His name is Casey Jacobson, don't know what I'm doing wrong...


----------



## sMaK (Jun 13, 2002)

How could any one not vote for Jackson Vroman?


----------



## DwyaneWade4MVP (Apr 1, 2004)

sMaKDiSDoWn said:


> How could any one not vote for Jackson Vroman?


Ohh, maybe we have all overlooked him...


----------



## jalen5 (Nov 19, 2004)

J.R. Smith, without question. When he declared for the draft early, I was pretty disappointd cuz he had signed w/ my UNC Tar Heels. However, Jsimo12 and I always talked about who we wanted the Hornets to draft with their 1st round pick last year and we both wanted J.R. Smith. Thank goodness we actually picked him. He has all the natual talent and athletic ability in the world and hopefully we will be able to see it grow and mature in New Orleans.


----------



## RoyWilliams (May 25, 2003)

Smith and Dickau.


----------



## Jermaniac Fan (Jul 27, 2003)

DwyaneWade4MVP said:


> His name is Casey Jacobson, don't know what I'm doing wrong...

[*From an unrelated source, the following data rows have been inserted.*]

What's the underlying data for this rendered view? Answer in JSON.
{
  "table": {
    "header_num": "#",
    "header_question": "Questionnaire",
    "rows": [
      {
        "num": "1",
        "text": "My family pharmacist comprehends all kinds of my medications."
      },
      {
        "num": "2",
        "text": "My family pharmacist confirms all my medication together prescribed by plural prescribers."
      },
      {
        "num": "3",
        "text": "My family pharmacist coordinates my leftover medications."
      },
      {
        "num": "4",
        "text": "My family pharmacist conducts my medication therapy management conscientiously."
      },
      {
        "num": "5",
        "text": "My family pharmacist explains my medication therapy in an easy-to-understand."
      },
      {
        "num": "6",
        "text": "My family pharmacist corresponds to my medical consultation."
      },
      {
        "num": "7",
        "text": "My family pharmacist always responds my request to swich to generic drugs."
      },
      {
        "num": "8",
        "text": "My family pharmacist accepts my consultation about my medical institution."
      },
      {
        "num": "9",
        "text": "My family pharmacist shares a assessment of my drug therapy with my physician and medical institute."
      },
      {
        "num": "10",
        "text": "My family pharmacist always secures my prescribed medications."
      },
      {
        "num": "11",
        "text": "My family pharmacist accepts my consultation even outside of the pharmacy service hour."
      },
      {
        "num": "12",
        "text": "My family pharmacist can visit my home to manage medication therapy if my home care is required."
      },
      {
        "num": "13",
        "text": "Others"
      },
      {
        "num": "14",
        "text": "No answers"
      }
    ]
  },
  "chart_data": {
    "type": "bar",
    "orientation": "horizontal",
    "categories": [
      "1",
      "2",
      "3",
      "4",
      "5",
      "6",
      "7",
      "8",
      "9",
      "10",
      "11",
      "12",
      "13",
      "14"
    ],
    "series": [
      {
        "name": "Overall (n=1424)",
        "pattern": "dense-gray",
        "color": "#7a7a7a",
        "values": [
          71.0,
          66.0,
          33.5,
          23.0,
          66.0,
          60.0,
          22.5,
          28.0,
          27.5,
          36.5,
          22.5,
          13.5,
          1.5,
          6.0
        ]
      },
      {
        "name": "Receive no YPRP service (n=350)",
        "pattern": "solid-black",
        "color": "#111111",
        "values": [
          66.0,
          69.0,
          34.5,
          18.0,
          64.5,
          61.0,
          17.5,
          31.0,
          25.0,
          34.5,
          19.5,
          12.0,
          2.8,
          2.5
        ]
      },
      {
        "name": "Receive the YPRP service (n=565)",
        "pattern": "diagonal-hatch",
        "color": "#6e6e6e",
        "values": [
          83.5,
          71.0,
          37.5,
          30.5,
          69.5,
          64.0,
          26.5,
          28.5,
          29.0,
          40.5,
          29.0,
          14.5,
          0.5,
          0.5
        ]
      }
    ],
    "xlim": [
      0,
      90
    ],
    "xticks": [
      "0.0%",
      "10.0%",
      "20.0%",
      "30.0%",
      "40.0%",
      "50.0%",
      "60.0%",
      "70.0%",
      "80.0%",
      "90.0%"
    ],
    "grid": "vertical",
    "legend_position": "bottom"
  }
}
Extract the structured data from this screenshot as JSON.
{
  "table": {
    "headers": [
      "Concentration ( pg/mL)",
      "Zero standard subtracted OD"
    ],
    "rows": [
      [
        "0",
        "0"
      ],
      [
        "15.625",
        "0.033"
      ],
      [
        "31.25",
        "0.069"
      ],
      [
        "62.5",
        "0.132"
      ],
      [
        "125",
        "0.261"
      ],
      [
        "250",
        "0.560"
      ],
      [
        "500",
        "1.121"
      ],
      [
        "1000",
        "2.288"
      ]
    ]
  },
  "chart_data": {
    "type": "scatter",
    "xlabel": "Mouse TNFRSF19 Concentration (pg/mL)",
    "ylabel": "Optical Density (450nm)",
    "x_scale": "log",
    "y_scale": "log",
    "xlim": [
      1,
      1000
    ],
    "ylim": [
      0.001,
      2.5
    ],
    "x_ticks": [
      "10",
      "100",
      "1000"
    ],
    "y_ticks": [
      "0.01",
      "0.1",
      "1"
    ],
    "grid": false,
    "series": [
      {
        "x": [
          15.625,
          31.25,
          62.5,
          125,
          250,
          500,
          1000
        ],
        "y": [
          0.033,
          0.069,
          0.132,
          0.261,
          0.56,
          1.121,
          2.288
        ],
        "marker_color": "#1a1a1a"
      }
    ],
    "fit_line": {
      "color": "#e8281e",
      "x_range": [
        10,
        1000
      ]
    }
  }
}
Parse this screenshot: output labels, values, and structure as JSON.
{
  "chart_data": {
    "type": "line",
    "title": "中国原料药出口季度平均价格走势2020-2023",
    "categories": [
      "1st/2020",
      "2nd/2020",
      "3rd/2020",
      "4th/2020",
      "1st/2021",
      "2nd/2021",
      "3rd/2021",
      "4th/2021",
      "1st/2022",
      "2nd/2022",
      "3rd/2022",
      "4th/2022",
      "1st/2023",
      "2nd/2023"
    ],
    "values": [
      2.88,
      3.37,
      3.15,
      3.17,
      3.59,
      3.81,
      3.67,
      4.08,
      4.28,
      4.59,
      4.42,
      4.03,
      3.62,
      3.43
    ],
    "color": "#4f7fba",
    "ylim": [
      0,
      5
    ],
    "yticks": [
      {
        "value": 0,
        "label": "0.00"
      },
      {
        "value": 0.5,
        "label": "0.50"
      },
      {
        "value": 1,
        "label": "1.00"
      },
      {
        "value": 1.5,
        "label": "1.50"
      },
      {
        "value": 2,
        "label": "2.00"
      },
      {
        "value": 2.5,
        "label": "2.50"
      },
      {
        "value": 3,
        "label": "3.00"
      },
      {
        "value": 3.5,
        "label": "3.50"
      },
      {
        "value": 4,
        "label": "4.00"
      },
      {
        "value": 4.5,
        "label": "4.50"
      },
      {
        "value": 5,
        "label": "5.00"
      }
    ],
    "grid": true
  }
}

It's Casey Jacobs*en*... lol


----------



## X-Factor (Aug 24, 2004)

JR Simth


----------



## Jermaniac Fan (Jul 27, 2003)

DwyaneWade4MVP said:


> His name is Casey Jacobson, don't know what I'm doing wrong...


Jacobs*e*n :biggrin:


----------



## Kneejoh (Dec 21, 2004)

go JR Smith, i like him he got screwed in the dunk contest


----------